RAIL TRAFFIC – STILL POSTING MODEST GROWTH
No big changes in the rail trends this week. Growth is still modest in intermodal with the 10 week moving average at 3.7%. Not bad, but not great. Overall consistent with a growing, but sluggish economy. The AAR has details:
“The Association of American Railroads (AAR) today reported mixed weekly rail traffic for the week ending May 5, 2012, with U.S. railroads originating 276,136 carloads, down 2 percent compared with the same week last year. Intermodal volume for the week totaled 239,031 trailers and containers, up 3 percent compared with the same week last year.
Fourteen of the 20 carload commodity groups posted increases compared with the same week in 2011, with petroleum products, up 47 percent; motor vehicles and equipment, up 31.2 percent, and lumber and wood products, up 23.1. The groups showing a decrease in weekly traffic included grain, down 22.7 percent; farm products excluding grain, down 11.9 percent, and coal, down 10.1 percent.
Weekly carload volume on Eastern railroads was down 1.7 percent compared with the same week last year.
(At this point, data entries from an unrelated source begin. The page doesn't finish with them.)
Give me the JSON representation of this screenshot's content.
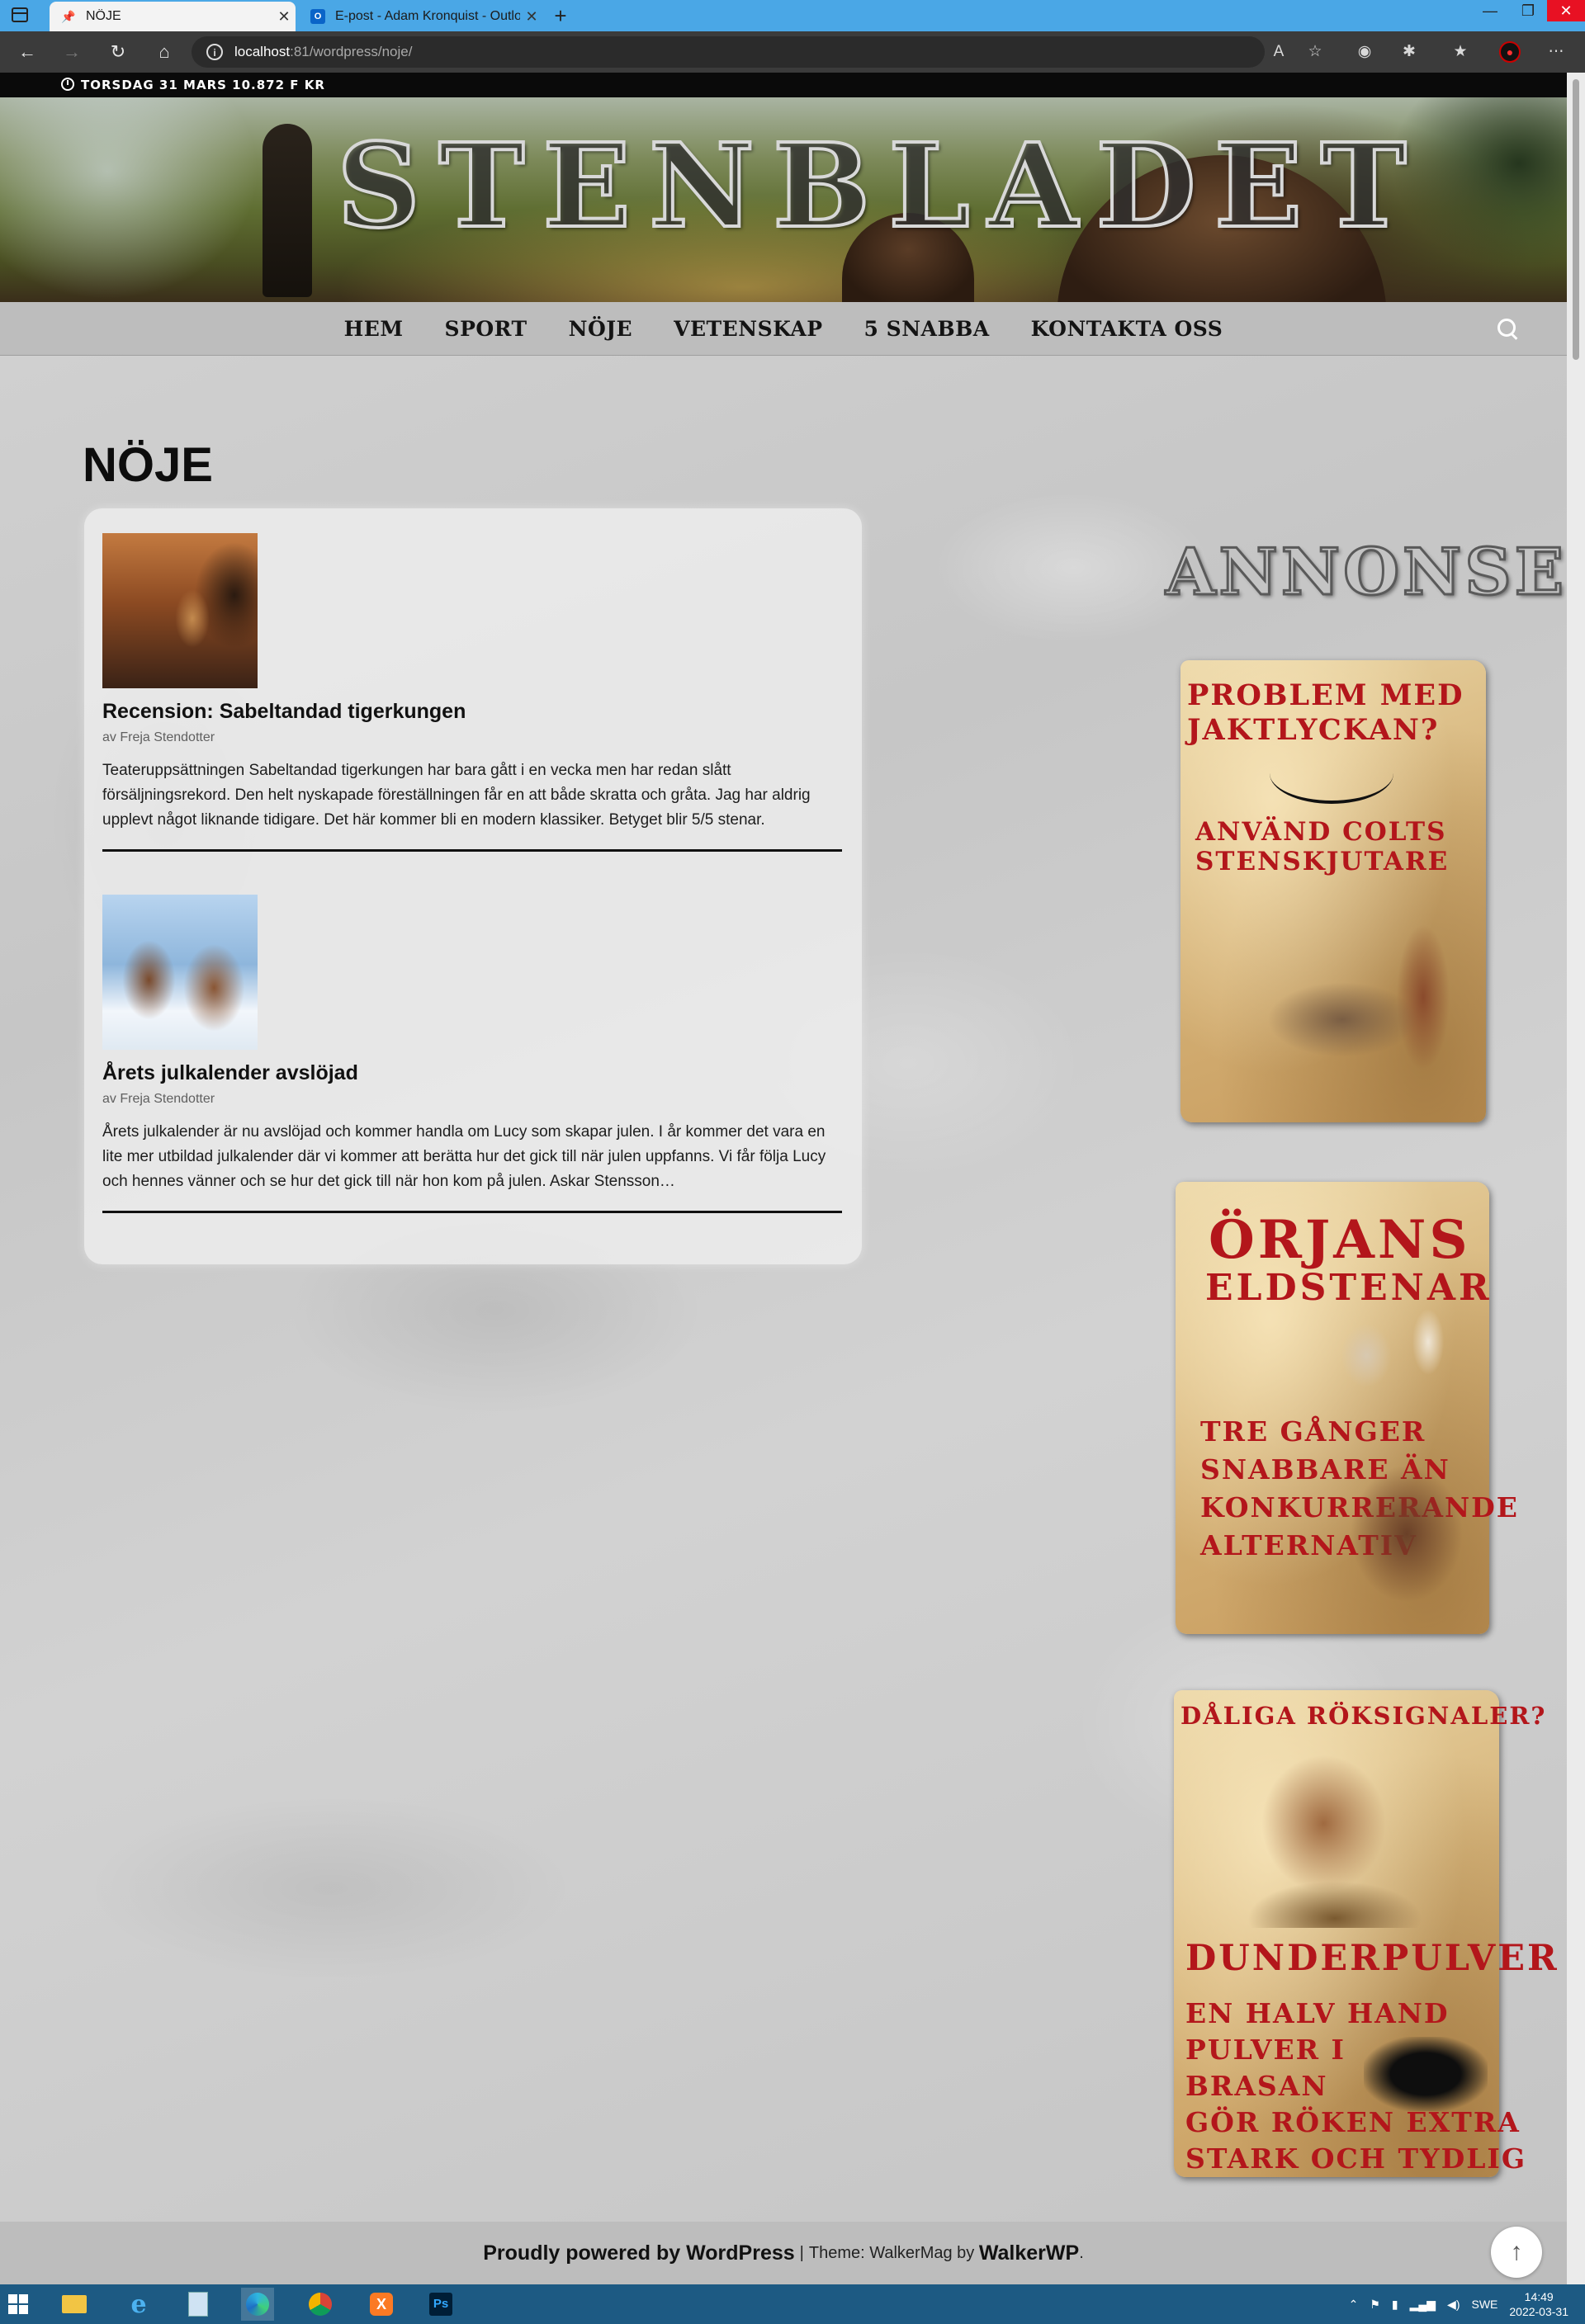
{
  "browser": {
    "tabs": [
      {
        "title": "NÖJE",
        "active": true,
        "favicon": "wordpress-pin-icon"
      },
      {
        "title": "E-post - Adam Kronquist - Outlo",
        "active": false,
        "favicon": "outlook-icon"
      }
    ],
    "url": {
      "host": "localhost",
      "path": ":81/wordpress/noje/"
    }
  },
  "site": {
    "date_bar": "TORSDAG 31 MARS 10.872 F KR",
    "logo": "STENBLADET",
    "menu": [
      "HEM",
      "SPORT",
      "NÖJE",
      "VETENSKAP",
      "5 SNABBA",
      "KONTAKTA OSS"
    ]
  },
  "page": {
    "title": "NÖJE"
  },
  "posts": [
    {
      "title": "Recension: Sabeltandad tigerkungen",
      "author": "av Freja Stendotter",
      "excerpt": "Teateruppsättningen Sabeltandad tigerkungen har bara gått i en vecka men har redan slått försäljningsrekord. Den helt nyskapade föreställningen får en att både skratta och gråta. Jag har aldrig upplevt något liknande tidigare. Det här kommer bli en modern klassiker. Betyget blir 5/5 stenar."
    },
    {
      "title": "Årets julkalender avslöjad",
      "author": "av Freja Stendotter",
      "excerpt": "Årets julkalender är nu avslöjad och kommer handla om Lucy som skapar julen. I år kommer det vara en lite mer utbildad julkalender där vi kommer att berätta hur det gick till när julen uppfanns. Vi får följa Lucy och hennes vänner och se hur det gick till när hon kom på julen. Askar Stensson…"
    }
  ],
  "sidebar": {
    "title": "ANNONSER",
    "ads": [
      {
        "line1": "PROBLEM MED",
        "line2": "JAKTLYCKAN?",
        "line3": "ANVÄND COLTS",
        "line4": "STENSKJUTARE"
      },
      {
        "line1": "ÖRJANS",
        "line2": "ELDSTENAR",
        "line3": "TRE GÅNGER",
        "line4": "SNABBARE ÄN",
        "line5": "KONKURRERANDE",
        "line6": "ALTERNATIV"
      },
      {
        "line1": "DÅLIGA RÖKSIGNALER?",
        "line2": "DUNDERPULVER",
        "line3": "EN HALV HAND",
        "line4": "PULVER I",
        "line5": "BRASAN",
        "line6": "GÖR RÖKEN EXTRA",
        "line7": "STARK OCH TYDLIG"
      }
    ]
  },
  "footer": {
    "powered": "Proudly powered by WordPress",
    "sep": "|",
    "theme_text": "Theme: WalkerMag by",
    "theme_link": "WalkerWP",
    "dot": "."
  },
  "taskbar": {
    "lang": "SWE",
    "time": "14:49",
    "date": "2022-03-31"
  },
  "colors": {
    "accent_tab": "#4aa7e6",
    "ad_text": "#b3161b",
    "taskbar": "#1d5a83"
  }
}
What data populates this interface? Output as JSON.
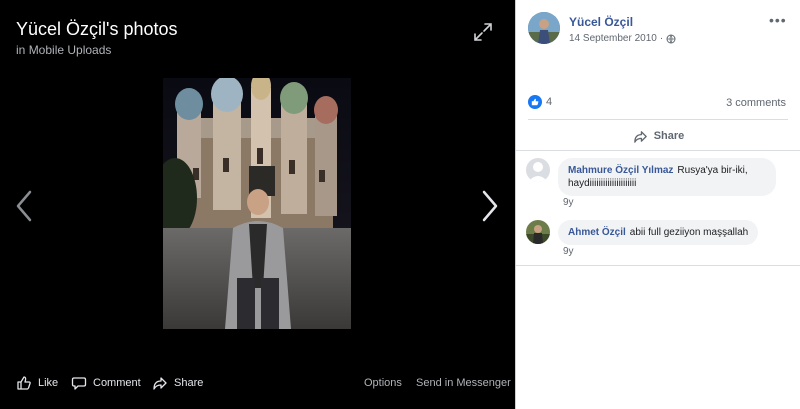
{
  "viewer": {
    "title": "Yücel Özçil's photos",
    "subtitle_prefix": "in",
    "album": "Mobile Uploads",
    "actions": {
      "like": "Like",
      "comment": "Comment",
      "share": "Share",
      "options": "Options",
      "send_messenger": "Send in Messenger"
    }
  },
  "post": {
    "author": "Yücel Özçil",
    "date": "14 September 2010",
    "privacy_separator": "·",
    "reaction_count": "4",
    "comments_link": "3 comments",
    "share_label": "Share"
  },
  "comments": [
    {
      "name": "Mahmure Özçil Yılmaz",
      "text_line1": "Rusya'ya bir-iki,",
      "text_line2": "haydiiiiiiiiiiiiiiiiiiiii",
      "time": "9y"
    },
    {
      "name": "Ahmet Özçil",
      "text_line1": "abii full geziiyon maşşallah",
      "time": "9y"
    }
  ],
  "colors": {
    "link_blue": "#385898",
    "like_blue": "#1877f2",
    "viewer_bg": "#000000"
  }
}
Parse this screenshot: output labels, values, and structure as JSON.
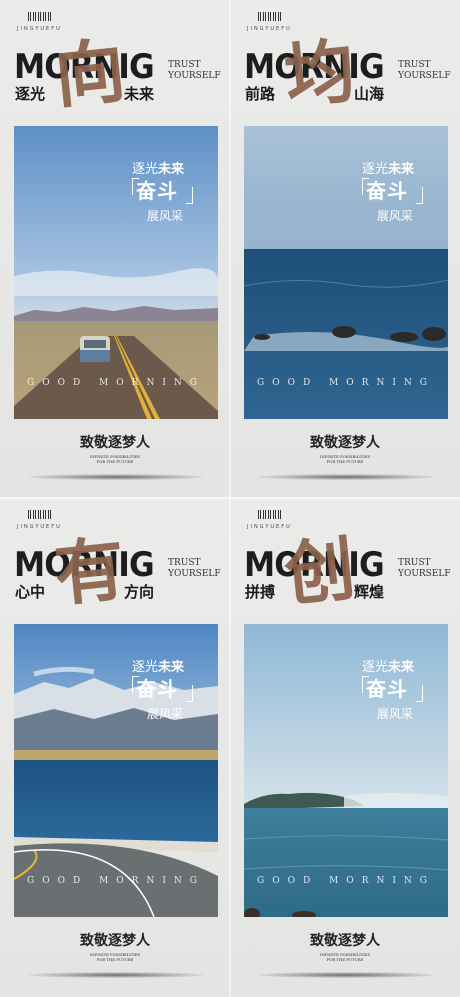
{
  "brand": "JINGYUEFU",
  "headline": "MORNIG",
  "tagline": [
    "TRUST",
    "YOURSELF"
  ],
  "slogan": {
    "line1_a": "逐光",
    "line1_b": "未来",
    "line2": "奋斗",
    "line3": "展风采"
  },
  "watermark": "GOOD MORNING",
  "tribute": "致敬逐梦人",
  "fineprint": [
    "INFINITE POSSIBILITIES",
    "FOR THE FUTURE"
  ],
  "posters": [
    {
      "sub_left": "逐光",
      "callig": "向",
      "sub_right": "未来",
      "scene": "road-desert"
    },
    {
      "sub_left": "前路",
      "callig": "均",
      "sub_right": "山海",
      "scene": "ocean-rocks"
    },
    {
      "sub_left": "心中",
      "callig": "有",
      "sub_right": "方向",
      "scene": "lake-mountain-road"
    },
    {
      "sub_left": "拼搏",
      "callig": "创",
      "sub_right": "辉煌",
      "scene": "sea-island"
    }
  ]
}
In the West, weekly carload volume was down 2.3 percent compared with the same week in 2011.
For the first 18 weeks of 2012, U.S. railroads reported cumulative volume of 5,068,331 carloads, down 3.2 percent from the same point last year, and 4,114,427 trailers and containers, up 2.8 percent from last year.”












2 Comments
Thank you
The information you shared is very informative.
“Rail Traffic”
Cullen, is there a way to extrapolate out of the rail traffic report the amount of North Dakota Oil that is used to ship to market?
I know a few people that claim there are a steady flow of (Berkshire Hathaway Owned)rail cars up there hauling to market. (No Wonder Obama disses pipelines..lol)
I did find this report from last year,
“According to the North Dakota Pipeline
Authority, pipeline capacity is not expected
to keep pace with production until early
2013, leaving incremental volumes to find
alternative transportation methods, primarily
rail, which was capable of hauling 115,000
bbl/d day last year. Railroads are projected
to accommodate 222,000 bbl/d by 2013,
according to the NDPA.”
http://www.rgldenergy.com/sites/default/files/news_0211oilboom.pdf
That’s about 168 Tankers a day and is steadily increasing through this year by almost double.
So in a nutshell, can this output in capacity masked weakness in many other areas of the overall rail based economy?